Я тут как-то задумался о проводимой реформе здравоохранения. Замена полисов, картотека (история болезней) в электронке… То, се, колбасё… Фигня. Начинать надо с реформы… названий. Скажем, почему – «больница»? Пришёл и, хворай себе на здоровье? Не тот коленкор. Надо так. Приёмный покой, ну, тут никуда не деться – привезли тебя болезного – «больница». Как не крути. А вот, как только в палату довезли и с каталки, с размаху, на койку продавленную кинули… это уже «лечебница». Как процесс пошёл – считай, что – «здравница». Но тут, кому как повезет…
Собственно говоря, об этом. 
Догадал меня как-то Бог попасть в местную… «хворобницу» (хотя не уверен насчет Бога). И не абы куда, а в хирургию (в средневековой инквизиции бывали? Нет? Расскажу – похоже).


ИМПРЕССИЯ №2
Последний День

У меня «разламывается» и болит колено. Болят почки, и режет желудок.
(Минут десять, положив голову на руку, лежащую на столе, я ни о чём не думал…) И всё же, как говорил Воланд – «Если болит колено, лет через триста пройдёт».
Я пил три дня. Куролесил в Интернете. Обидел (на ровном месте любимую женщину). Потерял ключи от дома и взломал все двери (благо по первой «специальности» - взломщик).

ИМПРЕССИЯ №3
Память

Посвящается моему другу – В.А. Он умер. Он воевал в Чечне. Потом, он пил – и умер от гепатита. (Хотя, это враньё. Он умер – от невозможности больше жить. Бывает такое).
В те лохматые, дремучие, беззаконные 90-е годы, жили на Руси, в самом её центре – мечтатели. Посреди разрухи и голодухи – они мечтали. Однажды, они сперли из ПМК лоскут шёлковой ткани (20х50 м) и хотели сшить из него воздушный шар.
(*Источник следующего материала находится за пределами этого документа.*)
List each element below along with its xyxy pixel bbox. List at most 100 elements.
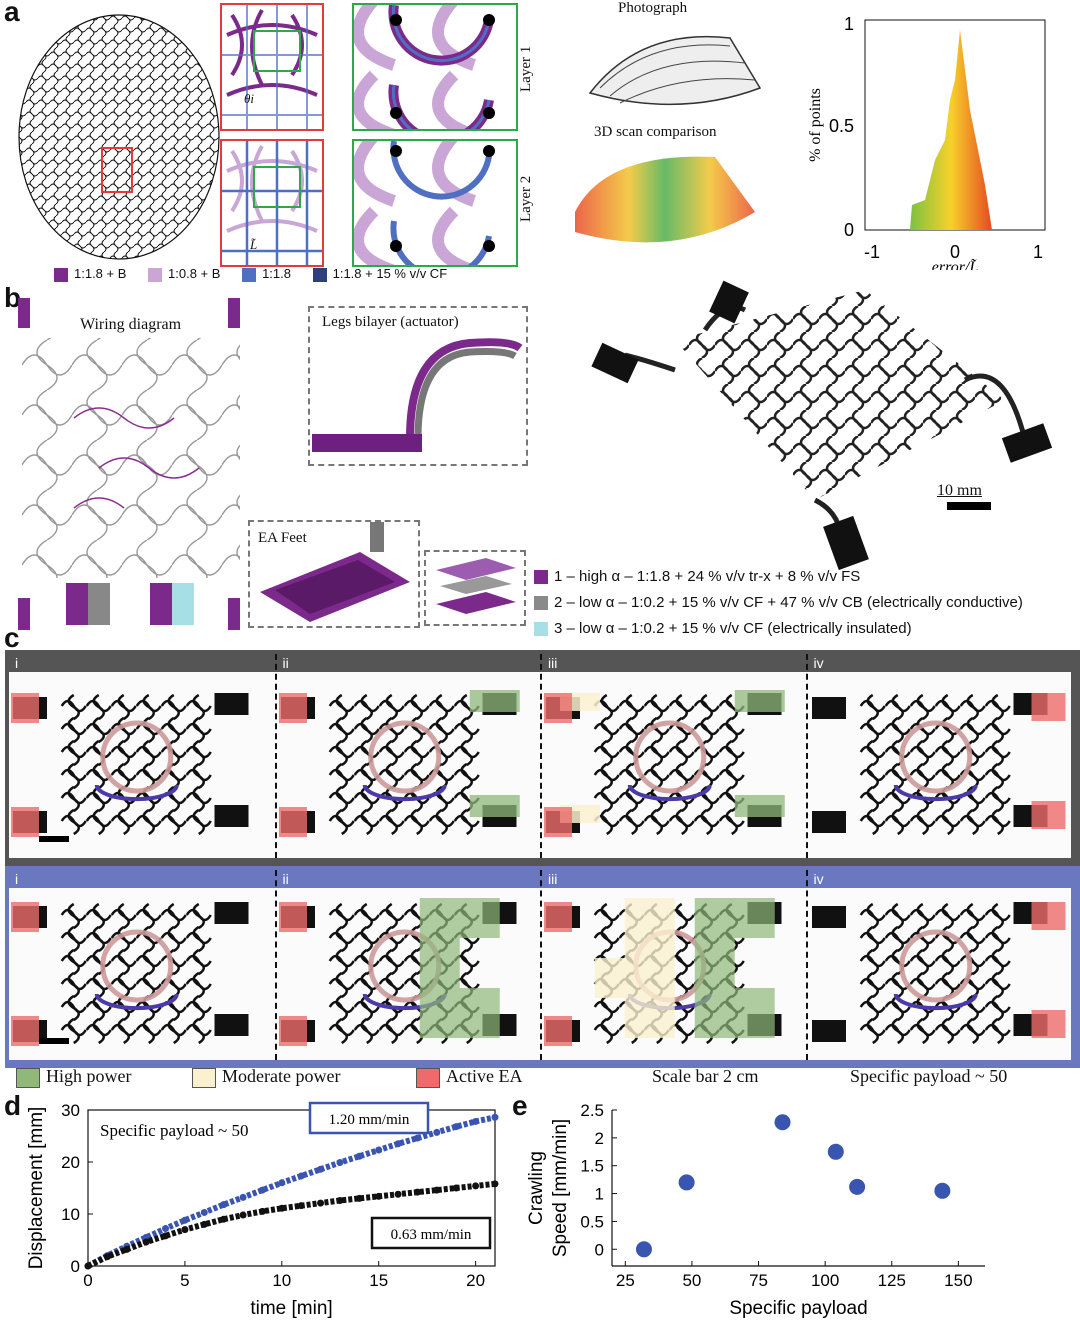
data-point — [433, 1186, 441, 1194]
oval-lattice-figure — [18, 14, 220, 260]
robot-3d-render — [591, 280, 1053, 570]
data-point — [413, 1134, 421, 1142]
series-line-1 — [86, 1180, 496, 1269]
data-point — [278, 1204, 286, 1212]
data-point — [200, 1220, 208, 1228]
legend-a-item-2: 1:0.8 + B — [148, 266, 220, 282]
sequence-frame-r1-2: ii — [274, 654, 543, 858]
hist-ytick-1: 1 — [844, 14, 854, 34]
rate-label-black: 0.63 mm/min — [391, 1227, 472, 1243]
hist-ytick-0: 0 — [844, 220, 854, 240]
y-tick-label: 10 — [61, 1205, 80, 1224]
data-point — [103, 1253, 111, 1261]
data-point — [239, 1193, 247, 1201]
scatter-point — [678, 1174, 695, 1191]
ltilde-label: L̃ — [250, 237, 258, 252]
y-axis-label-line1: Crawling — [526, 1151, 547, 1225]
plot-area — [87, 1109, 496, 1267]
scan-image — [575, 156, 755, 243]
layer2-label: Layer 2 — [518, 175, 534, 222]
y-tick-label: 2 — [595, 1129, 604, 1148]
legend-b-item-2: 2 – low α – 1:0.2 + 15 % v/v CF + 47 % v… — [534, 590, 1023, 616]
scatter-point — [635, 1241, 652, 1258]
hist-ytick-05: 0.5 — [829, 116, 854, 136]
frame-label: iv — [813, 871, 824, 887]
scale-10mm-label: 10 mm — [937, 482, 982, 499]
x-tick-label: 10 — [272, 1271, 291, 1290]
scale-10mm-bar — [947, 502, 991, 510]
frame-label: ii — [282, 871, 289, 887]
robot-photo — [278, 690, 520, 837]
sequence-frame-r1-4: iv — [805, 654, 1074, 858]
hist-xtick-1: 1 — [1033, 242, 1043, 262]
data-point — [375, 1192, 383, 1200]
data-point — [472, 1117, 480, 1125]
y-axis-label: Displacement [mm] — [26, 1107, 47, 1270]
data-point — [181, 1216, 189, 1224]
panel-label-b: b — [4, 282, 22, 313]
sequence-frame-r2-3: iii — [540, 870, 808, 1060]
panel-label-c: c — [4, 622, 20, 653]
data-point — [375, 1146, 383, 1154]
scatter-point — [934, 1182, 951, 1199]
ea-feet-box: EA Feet — [248, 520, 420, 628]
data-point — [336, 1196, 344, 1204]
photograph-image — [588, 35, 762, 106]
x-tick-label: 5 — [180, 1271, 189, 1290]
robot-photo — [11, 693, 249, 842]
legend-c-high: High power — [16, 1066, 131, 1088]
sequence-frame-r2-1: i — [9, 870, 275, 1060]
data-point — [239, 1211, 247, 1219]
error-histogram: 1 0.5 0 -1 0 1 error/L̃ % of points — [807, 14, 1046, 270]
panel-label-e: e — [512, 1090, 528, 1121]
series-line-0 — [86, 1114, 496, 1269]
data-point — [200, 1208, 208, 1216]
robot-photo — [278, 898, 516, 1046]
robot-photo — [544, 898, 782, 1046]
layer1-label: Layer 1 — [518, 45, 534, 92]
legend-b-item-3: 3 – low α – 1:0.2 + 15 % v/v CF (electri… — [534, 616, 1023, 642]
panel-label-a: a — [4, 0, 20, 27]
y-tick-label: 0 — [595, 1240, 604, 1259]
theta-label: θi — [244, 91, 254, 106]
frame-label: i — [15, 871, 19, 887]
legend-a-item-1: 1:1.8 + B — [54, 266, 126, 282]
data-point — [162, 1232, 170, 1240]
legs-bilayer-box: Legs bilayer (actuator) — [308, 306, 528, 466]
y-axis-label-line2: Speed [mm/min] — [550, 1119, 571, 1257]
y-tick-label: 0.5 — [580, 1212, 604, 1231]
hist-ylabel: % of points — [807, 88, 824, 162]
data-point — [355, 1194, 363, 1202]
data-point — [297, 1172, 305, 1180]
scatter-point — [827, 1143, 844, 1160]
scatter-point — [849, 1178, 866, 1195]
layer1-zoom-red: θi — [220, 3, 324, 131]
data-point — [491, 1180, 499, 1188]
x-tick-label: 50 — [682, 1271, 701, 1290]
robot-photo — [811, 902, 1065, 1045]
photograph-title: Photograph — [618, 0, 688, 16]
ea-feet-title: EA Feet — [258, 530, 307, 546]
data-point — [491, 1113, 499, 1121]
legend-c-moderate: Moderate power — [192, 1066, 340, 1088]
layer2-zoom-red: L̃ — [220, 139, 324, 267]
legend-a-item-4: 1:1.8 + 15 % v/v CF — [312, 266, 447, 282]
data-point — [278, 1179, 286, 1187]
data-point — [317, 1199, 325, 1207]
rate-label-blue: 1.20 mm/min — [329, 1112, 410, 1128]
frame-label: ii — [282, 655, 289, 671]
data-point — [297, 1202, 305, 1210]
hist-xtick-0: 0 — [950, 242, 960, 262]
x-tick-label: 100 — [811, 1271, 839, 1290]
sequence-frame-r1-1: i — [9, 654, 275, 858]
sequence-frame-r2-4: iv — [805, 870, 1074, 1060]
frame-label: iii — [548, 871, 558, 887]
frame-label: i — [15, 655, 19, 671]
wiring-diagram-title: Wiring diagram — [80, 316, 182, 333]
scatter-point — [774, 1114, 791, 1131]
x-tick-label: 25 — [616, 1271, 635, 1290]
x-tick-label: 20 — [466, 1271, 485, 1290]
y-tick-label: 2.5 — [580, 1101, 604, 1120]
robot-photo — [544, 690, 785, 837]
data-point — [452, 1184, 460, 1192]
Улететь (потому,  как корзины они уже плести умели, смеюсь). Они?... Да нет. Это были мы.

ИМПРЕССИЯ №4
Вера

Многожды воздвигалось здание его веры и рассыпалось во прах. Жизнь, его жизнь, взяла за правило, испытывать на прочность (казалось бы) неуязвимые и надёжнейшие конструкции воздвигаемых им убеждений. И каждый крах делал его юмор - черней, отношение к себе среди людей – циничней, но (что за парадокс!) укреплял высшую веру в то, что, в конце концов – всё будет хорошо. Уж из ушей чёрный пар валил, а он, знай себе, твердит: «Ни кто, и ни где,  и ни чей. Весенний ветер девяносто дней и девяносто ночей…»
Пойди,  пойми, что этот чудак имел в виду. Он всегда мог улыбнуться там, где было страшно, испытывая дрожь в коленях там, где все бывали спокойны, как крокодилы на водопое антилоп. Неспешно так и скрытно, под водой, без шума и пыли и, вдруг, шасть, и мягко живое уходит в живую могилу. «Живоглотство» повседневности страшит. Как написал Ремарк – « у моего друга огромная рана на животе, а я сижу на госпитальной койке рядом и кушаю больничный суп».